By three, I was baiting my own hooks and catching my own fish. Bass, crappie, and even trout were standard fare each weekend of every summer. It runs in my family, both mom and dad are outdoorsmen, as were their parents.

It was inevitable – it was unavoidable.

Nearly four years ago, my dad became interested in the art of fly fishing. And like all of his hobbies, he went for it with gusto, immersing himself in the lore, the look, and the tackle. And what he got into, he wanted us to be interested in too. Those were our family outings. The better part of the past four years, fly fishing has been our primary fishing enjoyment.

Dad is an accomplished fisherperson, and he was bored with how easily he could go to a body of water and get a fish on the line. He was looking for a greater challenge than the average bait chucker. Face it, bait hook, throw hook in water – wait... not exactly rocket science.

His quest for a greater challenge was satisfied when he discovered this, the oldest fishing method in existence. With fly fishing there is technique, proper presentation of the fly, and proper fly selection for the time of day and the hatch occurring on a particular river, creek, or stream. There is a greater sense of accomplishment when you catch a fish on a fly – even more so to catch consistently.

I've now been to portions of California's Sierra Nevada mountain range that most people wouldn't recognize: Rock Creek, Troy Meadows, and the Kern River above and below LakeIsabella. Each body of water presents its own challenges to even an experienced angler. And each place I've been able to come up with fish. I never seem to catch the biggest for the day, Mom or Dad take those honors, but I do hook, land, and release my share of nice rainbows, browns, and golden trout.

My dad's friend recently recommended a new venue for fly fishing – a section of YosemiteNational Park called Tuolumne Meadows. I overheard him as he convinced my dad with, "The creeks and streams are teeming with hungry trout just waiting for your fly."

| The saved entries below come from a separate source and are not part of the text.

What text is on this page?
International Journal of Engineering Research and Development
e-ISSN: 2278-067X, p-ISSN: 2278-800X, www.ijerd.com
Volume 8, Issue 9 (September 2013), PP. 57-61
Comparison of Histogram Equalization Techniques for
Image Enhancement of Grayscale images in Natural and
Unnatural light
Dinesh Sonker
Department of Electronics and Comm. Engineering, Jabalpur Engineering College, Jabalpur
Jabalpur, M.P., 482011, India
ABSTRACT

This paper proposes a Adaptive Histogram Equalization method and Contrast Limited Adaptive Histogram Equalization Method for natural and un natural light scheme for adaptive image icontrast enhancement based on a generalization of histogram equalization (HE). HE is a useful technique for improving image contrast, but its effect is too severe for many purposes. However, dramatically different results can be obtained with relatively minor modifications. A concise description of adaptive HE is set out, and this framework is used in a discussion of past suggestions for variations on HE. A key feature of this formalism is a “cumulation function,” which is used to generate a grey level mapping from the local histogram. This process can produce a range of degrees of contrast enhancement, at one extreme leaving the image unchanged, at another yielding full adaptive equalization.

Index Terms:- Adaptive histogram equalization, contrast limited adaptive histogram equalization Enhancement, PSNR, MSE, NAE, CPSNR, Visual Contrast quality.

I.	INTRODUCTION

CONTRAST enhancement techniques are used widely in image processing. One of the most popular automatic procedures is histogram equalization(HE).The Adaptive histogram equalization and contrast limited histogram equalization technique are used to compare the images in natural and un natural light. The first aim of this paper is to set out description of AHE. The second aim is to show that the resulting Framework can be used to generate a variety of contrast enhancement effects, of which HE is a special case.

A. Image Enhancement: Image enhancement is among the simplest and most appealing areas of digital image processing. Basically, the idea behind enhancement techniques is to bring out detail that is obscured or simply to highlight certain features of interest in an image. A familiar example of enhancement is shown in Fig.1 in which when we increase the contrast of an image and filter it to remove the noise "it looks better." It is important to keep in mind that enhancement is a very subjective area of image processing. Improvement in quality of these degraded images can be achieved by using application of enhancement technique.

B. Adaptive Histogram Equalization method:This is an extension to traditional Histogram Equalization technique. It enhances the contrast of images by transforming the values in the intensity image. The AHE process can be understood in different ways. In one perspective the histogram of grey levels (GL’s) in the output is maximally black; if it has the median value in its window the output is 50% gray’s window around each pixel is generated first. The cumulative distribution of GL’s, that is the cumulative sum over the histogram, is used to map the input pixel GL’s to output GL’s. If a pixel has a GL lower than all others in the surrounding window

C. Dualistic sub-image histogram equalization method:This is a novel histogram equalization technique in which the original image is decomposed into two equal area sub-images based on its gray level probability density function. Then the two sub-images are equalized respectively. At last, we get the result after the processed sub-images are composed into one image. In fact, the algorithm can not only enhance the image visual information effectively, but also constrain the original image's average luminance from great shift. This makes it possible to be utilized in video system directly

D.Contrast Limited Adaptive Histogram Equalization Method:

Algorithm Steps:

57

Yosemite has the distinct claim of being both the first State Park and the first National Park in the United States. Its beauty and majesty began attracting visitors as far back as 1855. Abraham Lincoln himself signed the Yosemite Valley Grant in 1864, making the natural wonder into the first State Park anywhere in the United States. John Muir, philosopher and naturalist, first visited the park in 1868 and fell in love with its beauty. Appalled by the destruction caused by "fair usage," including logging and sheep grazing, Muir lobbied congress to save the majestic gathering of natural wonders. With the help of Robert Underwood Johnson, Yosemite was officially made a National Park in 1892.